Your next question comes from the line of [Tim Ackerman] with SAI Healthcare. Please proceed with your question.

Hi, thanks for taking my questions. My first question is this. What will a representative say from either your company or perhaps from your partner's company when they walk into a psychiatrist's office about the genetic testing? What's your message there that you'll say to the standard psychiatrist? And the second question is, are there any parallel trials going on right now with VEC-162?

Thank you. First of all, let me address your question that has to do with what is our positioning about our sales details to the psychiatrist's office around iloperidone.

We clearly can tell you that there are many of these [physician statements] that we're examining carefully on market research today. But hopefully, you can understand that we will almost never discuss our positioning by our sales reps, either to -- on this call or in the future calls for very obvious competitive reasons.

You asked a question about ongoing VEC-162 studies. Just to clarify it, we have one Phase III study going on now in chronic insomnia.

Your next question is from the line of [Todd Munn] with [WIC Partners]. Please proceed with your question.

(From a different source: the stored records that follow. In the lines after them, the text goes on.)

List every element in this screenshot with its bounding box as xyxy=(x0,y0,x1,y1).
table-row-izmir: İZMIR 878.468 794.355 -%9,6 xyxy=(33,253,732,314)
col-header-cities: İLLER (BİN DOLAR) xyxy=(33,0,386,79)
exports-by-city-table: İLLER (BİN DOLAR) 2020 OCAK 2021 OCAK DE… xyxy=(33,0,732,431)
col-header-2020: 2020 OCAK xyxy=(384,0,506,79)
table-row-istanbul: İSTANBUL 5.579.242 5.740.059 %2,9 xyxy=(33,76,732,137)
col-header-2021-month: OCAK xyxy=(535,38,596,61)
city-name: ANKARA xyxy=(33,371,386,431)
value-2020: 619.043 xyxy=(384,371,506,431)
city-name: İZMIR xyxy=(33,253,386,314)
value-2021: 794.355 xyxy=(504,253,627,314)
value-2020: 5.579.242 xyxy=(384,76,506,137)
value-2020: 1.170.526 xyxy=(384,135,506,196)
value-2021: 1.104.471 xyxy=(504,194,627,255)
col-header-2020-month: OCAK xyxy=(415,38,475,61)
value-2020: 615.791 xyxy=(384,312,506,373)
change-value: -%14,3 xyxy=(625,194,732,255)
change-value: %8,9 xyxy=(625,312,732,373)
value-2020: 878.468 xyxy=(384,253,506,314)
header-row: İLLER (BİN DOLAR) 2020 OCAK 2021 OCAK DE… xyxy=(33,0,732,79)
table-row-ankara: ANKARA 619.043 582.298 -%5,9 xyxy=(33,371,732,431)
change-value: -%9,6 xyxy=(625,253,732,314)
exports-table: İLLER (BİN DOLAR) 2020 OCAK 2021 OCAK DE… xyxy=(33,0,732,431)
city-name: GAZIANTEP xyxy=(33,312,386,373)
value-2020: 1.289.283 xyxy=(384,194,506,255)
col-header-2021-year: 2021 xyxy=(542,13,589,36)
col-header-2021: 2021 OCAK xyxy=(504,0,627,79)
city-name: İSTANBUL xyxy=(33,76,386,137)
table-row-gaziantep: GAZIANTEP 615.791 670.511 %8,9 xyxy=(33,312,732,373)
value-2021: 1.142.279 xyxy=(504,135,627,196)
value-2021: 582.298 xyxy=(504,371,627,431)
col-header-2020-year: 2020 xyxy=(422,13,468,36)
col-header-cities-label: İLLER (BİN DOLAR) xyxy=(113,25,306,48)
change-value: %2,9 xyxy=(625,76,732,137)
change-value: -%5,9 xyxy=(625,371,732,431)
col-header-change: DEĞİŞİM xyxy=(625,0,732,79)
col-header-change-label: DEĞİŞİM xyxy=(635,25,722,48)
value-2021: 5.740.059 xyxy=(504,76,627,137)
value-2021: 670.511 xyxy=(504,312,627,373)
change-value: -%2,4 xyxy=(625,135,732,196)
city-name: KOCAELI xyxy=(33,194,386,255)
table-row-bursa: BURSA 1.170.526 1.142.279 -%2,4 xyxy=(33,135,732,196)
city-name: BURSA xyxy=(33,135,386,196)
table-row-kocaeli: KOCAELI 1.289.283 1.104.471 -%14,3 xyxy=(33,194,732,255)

Yes, hi. Can you please elaborate on your reasons for issuing and then canceling your convertible offering?

Yes. Cash is always good, and while we had a strong cash position, additional cash increase flexibility of an organization. However as we said, the terms that were in front of us despite demand were not acceptable. And the company continues to have many options and flexibility to pursue them.

There are no further questions at this time. I would now like to turn the call back over to the company for any closing remarks.

Thank you. Let's conclude this third Quarter Investor Call. We know that the Vanda team has the commitment, the passion and the skill to continue in our course. We thank you for your interest and support for Vanda, and we look forward to speaking with you again next quarter. Thank you.

Thank you for your participation in today's conference. This concludes the presentation. You may now disconnect. Good day.